Spinoza was a rationalist, but his most important work is called, ‘Ethics’, and deals, as does Aristotle’s work of the same name, with the question that is at the heart of being human: How to live. Ethics then, unlike now, had a lot to do with rationality. Indeed to be unethical was to be irrational. This was not a theological or moral matter. One was not ethical to please God or appear good, but to stay creative and sane. A similar point was made recently by poet and former Czech president, Vaclav Havel, when he noted that we become ill because we say that which we do not believe. As therapists realise, words matter, and it is essential we find the words to fashion our own stories.

This thread from Spinoza has been essential, not just in the Enlightenment, which has been the basis for Western civilization, but in understanding mental health. While the trend now is to see depression as a disease with a biological basis, Spinoza saw it as a failure to ask the right question. For him, mood state disorders were a matter for inquiry, not medication. “An emotion,” he said, comes more under our control, and the mind is less passive in respect to it, in proportion as it is more known to us.” For him desire was the real antidote to depression, not drugs. Freud’s French interpreter, Jacques Lacan, agreed, and drew on Spinoza to argue that the only thing of which one can be guilty (in therapy) is taking a backward step from desire.

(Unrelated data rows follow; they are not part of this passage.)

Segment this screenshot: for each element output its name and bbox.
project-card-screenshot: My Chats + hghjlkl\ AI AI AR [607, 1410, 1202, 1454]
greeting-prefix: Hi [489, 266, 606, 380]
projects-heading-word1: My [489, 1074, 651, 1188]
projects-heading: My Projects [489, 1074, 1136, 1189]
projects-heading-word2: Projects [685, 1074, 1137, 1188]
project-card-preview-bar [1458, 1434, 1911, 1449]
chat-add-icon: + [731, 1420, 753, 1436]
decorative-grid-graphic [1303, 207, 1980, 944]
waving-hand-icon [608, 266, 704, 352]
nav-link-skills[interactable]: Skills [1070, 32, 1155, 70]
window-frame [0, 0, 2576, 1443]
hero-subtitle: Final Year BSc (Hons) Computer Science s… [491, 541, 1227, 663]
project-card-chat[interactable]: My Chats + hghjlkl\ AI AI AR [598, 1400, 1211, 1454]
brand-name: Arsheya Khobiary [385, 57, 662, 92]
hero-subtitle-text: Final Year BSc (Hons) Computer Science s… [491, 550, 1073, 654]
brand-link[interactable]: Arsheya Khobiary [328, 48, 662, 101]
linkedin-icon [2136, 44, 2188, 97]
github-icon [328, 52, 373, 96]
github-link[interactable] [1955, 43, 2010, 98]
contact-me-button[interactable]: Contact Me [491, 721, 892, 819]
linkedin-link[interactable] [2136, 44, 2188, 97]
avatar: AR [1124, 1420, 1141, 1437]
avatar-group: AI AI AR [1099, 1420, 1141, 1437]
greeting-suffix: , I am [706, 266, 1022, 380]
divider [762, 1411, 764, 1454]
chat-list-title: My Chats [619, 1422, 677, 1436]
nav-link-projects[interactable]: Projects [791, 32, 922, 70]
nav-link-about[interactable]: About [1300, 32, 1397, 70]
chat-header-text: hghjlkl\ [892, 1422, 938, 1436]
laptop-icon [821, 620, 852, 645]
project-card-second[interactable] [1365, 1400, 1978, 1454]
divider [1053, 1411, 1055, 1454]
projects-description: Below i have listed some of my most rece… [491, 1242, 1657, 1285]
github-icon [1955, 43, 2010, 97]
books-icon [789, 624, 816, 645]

Artists and writers have taken a similar view, suggesting that a possible response to the question: How to Live lies in pondering the equally elusive: What do you want? This is an insight of Freud, and the basis on which most effective therapy functions. Patients will seldom, if ever, be able to say why they are in analysis at the outset, just as readers hardly ever really know why they are drawn to a particular book. Could this be because desire is not just unconscious, but something of which we are wary? Why: Because, unlike appetite, it holds our secrets, not just from others, but from ourselves. Wrestling with desire is, therefore, playing with the lock to our lives.